Figure 3Identification of FAT4 as a tumor suppressor gene in HCC
A. Schematics of protein alterations in FAT4 caused by somatic mutations. B. Structural modeling showing locations of the mutations G151R, G445R, G1998D, and R4672S. C. Protein blots showing FAT4 knockdown with shRNA and overexpression with TALE in indicated cells, compared with their respective controls. D. Growth curves showing accelerated growth with FAT4 knockdown and decelerated growth with FAT4 overexpression in indicated cells. E. Colony formation showing increased clones with FAT4 knockdown and decreased clones with FAT4 overexpression in indicated cells. F. Cell migration showing elevated migration with FAT4 knockdown and reduced migration with FAT4 overexpression in indicated cells. Experiments were performed in triplicate. *P < 0.05, **P < 0.01, ***P < 0.001.
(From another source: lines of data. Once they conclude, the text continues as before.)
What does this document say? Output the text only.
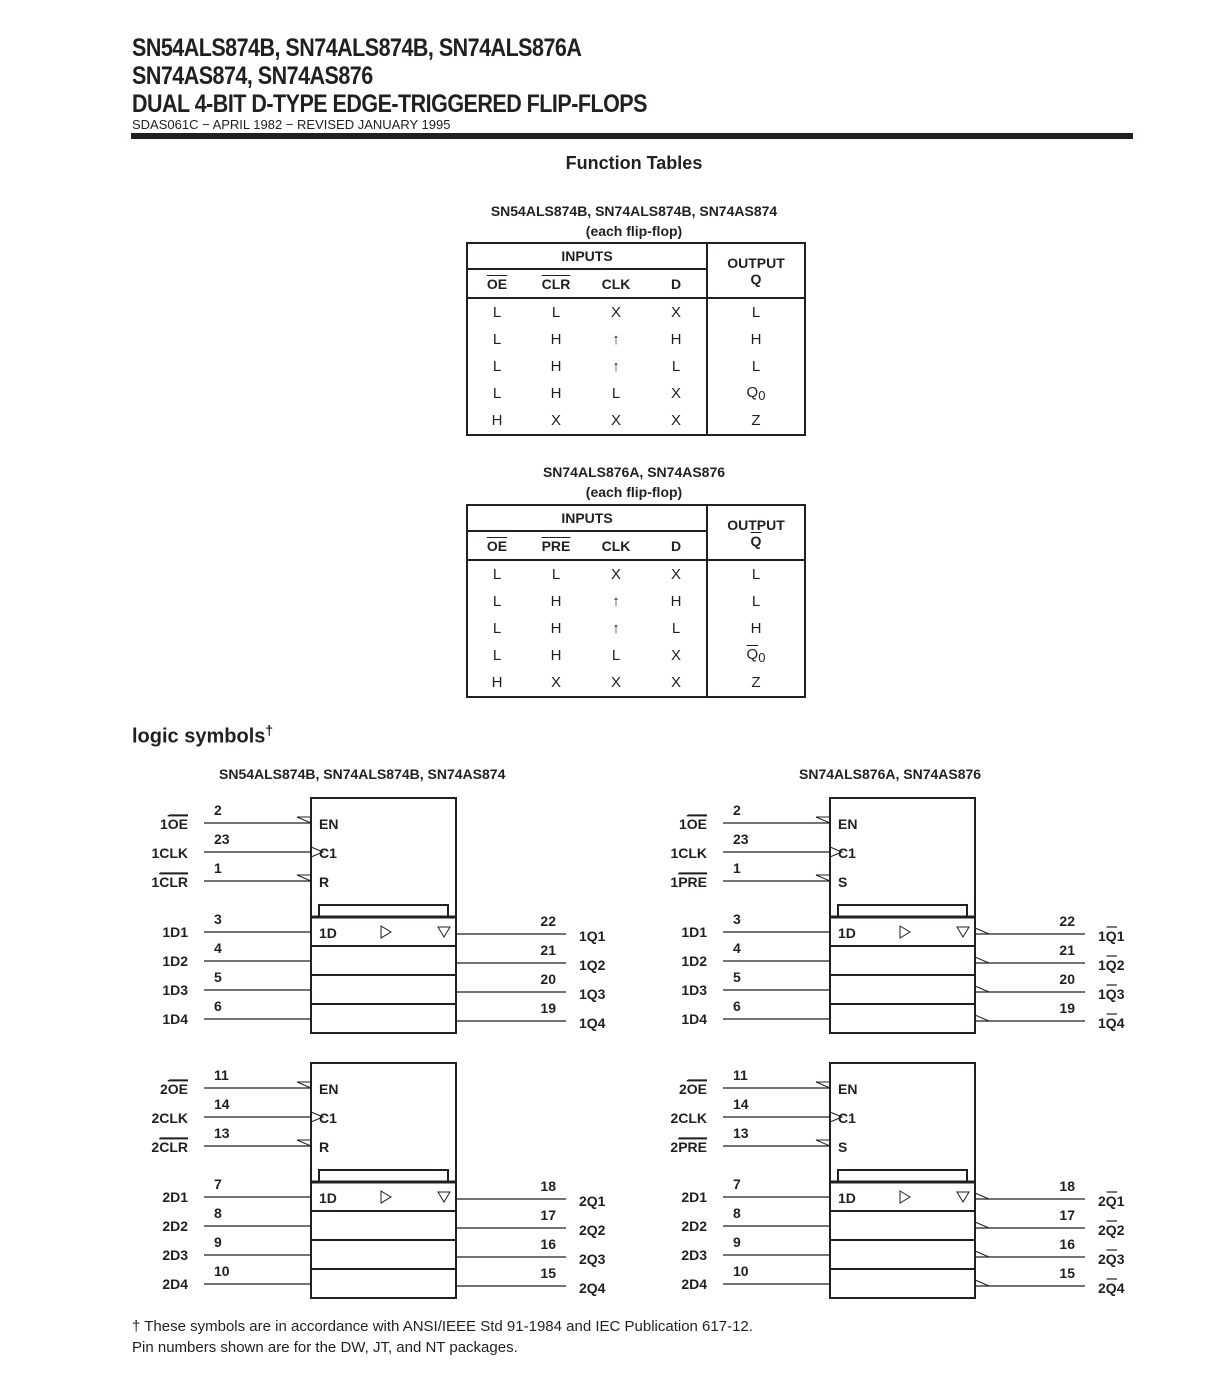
SN54ALS874B, SN74ALS874B, SN74ALS876A
SN74AS874, SN74AS876
DUAL 4-BIT D-TYPE EDGE-TRIGGERED FLIP-FLOPS
SDAS061C − APRIL 1982 − REVISED JANUARY 1995
Function Tables
SN54ALS874B, SN74ALS874B, SN74AS874
(each flip-flop)
INPUTS				OUTPUT
Q

$\overline{OE}$	$\overline{CLR}$	CLK	D	
L	L	X	X	L
L	H	↑	H	H
L	H	↑	L	L
L	H	L	X	Q0
H	X	X	X	Z
SN74ALS876A, SN74AS876
(each flip-flop)
INPUTS				OUTPUT
$\overline{Q}$

$\overline{OE}$	$\overline{PRE}$	CLK	D	
L	L	X	X	L
L	H	↑	H	L
L	H	↑	L	H
L	H	L	X	$\overline{Q}0$
H	X	X	X	Z
logic symbols†
SN54ALS874B, SN74ALS874B, SN74AS874	SN74ALS876A, SN74AS876
2
1OE	EN
23
1CLK	C1
1
1CLR	R
3
1D1
4
1D2
5
1D3
6
1D4
1D
22
1Q1
21
1Q2
20
1Q3
19
1Q4
2
1OE	EN
23
1CLK	C1
1
1PRE	S
3
1D1
4
1D2
5
1D3
6
1D4
1D
22
1Q1
21
1Q2
20
1Q3
19
1Q4
11
2OE	EN
14
2CLK	C1
13
2CLR	R
7
2D1
8
2D2
9
2D3
10
2D4
1D
18
2Q1
17
2Q2
16
2Q3
15
2Q4
11
2OE	EN
14
2CLK	C1
13
2PRE	S
7
2D1
8
2D2
9
2D3
10
2D4
1D
18
2Q1
17
2Q2
16
2Q3
15
2Q4
† These symbols are in accordance with ANSI/IEEE Std 91-1984 and IEC Publication 617-12.
Pin numbers shown are for the DW, JT, and NT packages.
Figure 4FAT4 was down-regulated in HCC and correlated with clinical outcome
A. Bar plot showing FAT4 mRNA expression in paired HCC and normal liver tissues (n = 60). B. Quantitative RT-PCR showing the difference in FAT4 mRNA level between tumors with FAT4 mutations (n = 16) and those with WT (n = 44). C. Representative immunostaining images of FAT4 protein in HCC and normal liver tissues. Scale bar, 100 μm. D. Kaplan-Meier curves showing increased recurrence and dismal survival in HCC patients with low versus high FAT4 expression (log-rank test).
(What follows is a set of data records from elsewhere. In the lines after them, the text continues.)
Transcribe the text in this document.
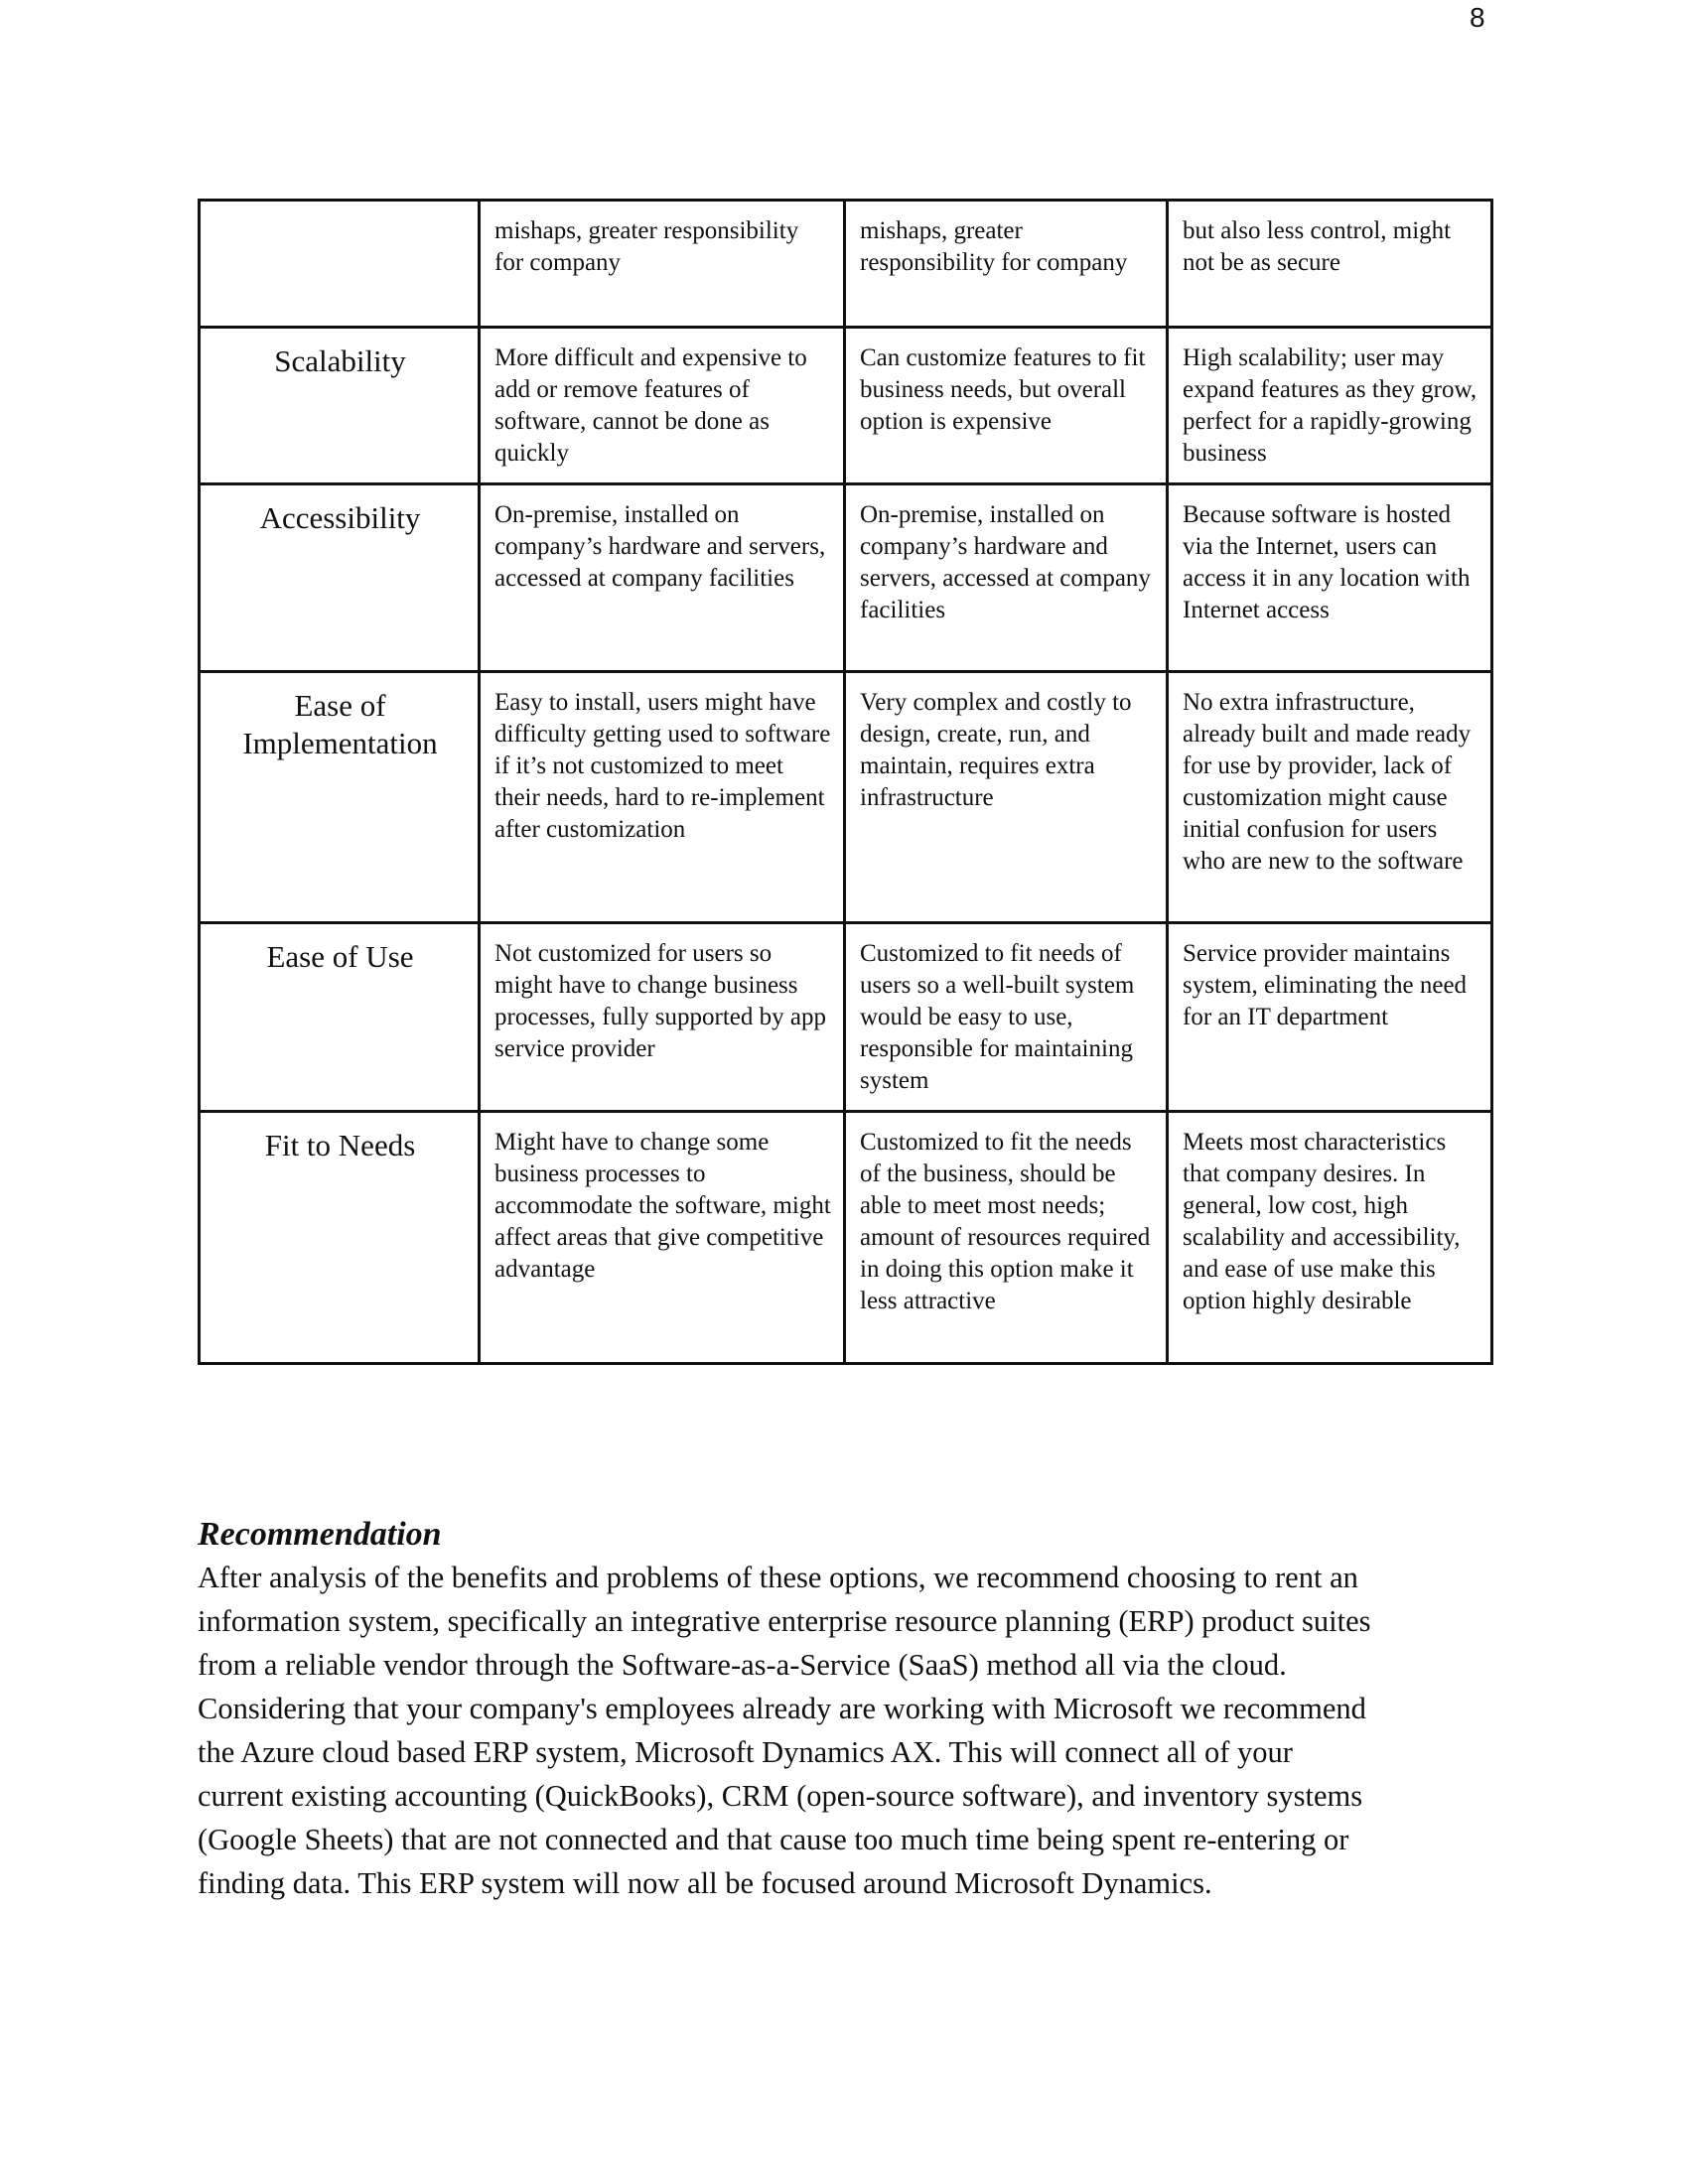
8
	mishaps, greater responsibility for company	mishaps, greater responsibility for company	but also less control, might not be as secure
Scalability	More difficult and expensive to add or remove features of software, cannot be done as quickly	Can customize features to fit business needs, but overall option is expensive	High scalability; user may expand features as they grow, perfect for a rapidly-growing business
Accessibility	On-premise, installed on company’s hardware and servers, accessed at company facilities	On-premise, installed on company’s hardware and servers, accessed at company facilities	Because software is hosted via the Internet, users can access it in any location with Internet access
Ease of Implementation	Easy to install, users might have difficulty getting used to software if it’s not customized to meet their needs, hard to re-implement after customization	Very complex and costly to design, create, run, and maintain, requires extra infrastructure	No extra infrastructure, already built and made ready for use by provider, lack of customization might cause initial confusion for users who are new to the software
Ease of Use	Not customized for users so might have to change business processes, fully supported by app service provider	Customized to fit needs of users so a well-built system would be easy to use, responsible for maintaining system	Service provider maintains system, eliminating the need for an IT department
Fit to Needs	Might have to change some business processes to accommodate the software, might affect areas that give competitive advantage	Customized to fit the needs of the business, should be able to meet most needs; amount of resources required in doing this option make it less attractive	Meets most characteristics that company desires. In general, low cost, high scalability and accessibility, and ease of use make this option highly desirable
Recommendation

After analysis of the benefits and problems of these options, we recommend choosing to rent an
information system, specifically an integrative enterprise resource planning (ERP) product suites
from a reliable vendor through the Software-as-a-Service (SaaS) method all via the cloud.
Considering that your company's employees already are working with Microsoft we recommend
the Azure cloud based ERP system, Microsoft Dynamics AX. This will connect all of your
current existing accounting (QuickBooks), CRM (open-source software), and inventory systems
(Google Sheets) that are not connected and that cause too much time being spent re-entering or
finding data. This ERP system will now all be focused around Microsoft Dynamics.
Univariate and multivariate analyses of factors associated with time to recurrence and overall survival
| Variables | Recurrence | Overall survival | ||||||
|---|---|---|---|---|---|---|---|---|
| Univariable | Multivariable | Univariable | Multivariable | |||||
| HR | 95% CI | 95% CI | ||||||
| Age, years (>51 vs.≤51 ) | 0.684 | NA | 0.917 | NA | ||||
| Gender (male vs. female) | 0.896 | NA | 0.315 | NA | ||||
| Hepatitis history (yes vs. no) | 0.286 | NA | 0.156 | NA | ||||
| α-Fetoprotein (ng/ml) (>20 vs. ≤20) | 0.021 | 1.64 | 1.08-2.47 | 0.019 | 0.001 | 2.07 | 1.24-3.44 | 0.005 |
| γ-Glutamyl transferase (U/l) (>54 vs. ≤54) | 0.068 | NA | 0.043 | NS | ||||
| Liver cirrhosis yes vs. no) | 0.638 | NA | 0.011 | 0.39 | 0.22-0.71 | 0.002 | ||
| Tumor differentiation (poor vs. well) | 0.055 | NA | <0.0001 | 2.12 | 1.35-3.34 | 0.001 | ||
| Tumor size (cm) (>5 vs. ≤5) | <0.0001 | NS | <0.0001 | NS | ||||
| Tumor multiplicity (multiple vs. single ) | 0.073 | NA | 0.445 | NA | ||||
| Tumor encapsulation (none vs. complete) | 0.083 | NA | 0.035 | NS | ||||
| Vascular invasion (yes vs. no) | <0.0001 | NS | <0.0001 | NS | ||||
| TNM stage (III vs. II vs. I) | <0.0001 | 1.47 | 1.12-1.94 | 0.006 | <0.0001 | 1.55 | 1.14-2.12 | 0.006 |
| BCLC stage (B-C vs. 0-A) | <0.0001 | 2.22 | 1.30-3.77 | 0.003 | <0.0001 | 3.92 | 1.80-8.52 | 0.001 |
| FAT4 (Low vs. High) | 0.001 | 1.98 | 1.34-2.93 | 0.001 | 0.003 | 2.44 | 1.52-3.93 | <0.0001 |
Univariate analysis was calculated by the Kaplan—Meier method (log-rank test).
Multivariate analysis was done using the Cox multivariate proportional hazard regression model with stepwise manner (forward, likelihood ratio). Patients were classified into 2 groups according to the levels of FAT4.
Abbreviations: TNM, tumor-nodes-metastases; HR, hazard ratio; CI, confidential interval; NA, not adopted; NS, not significant.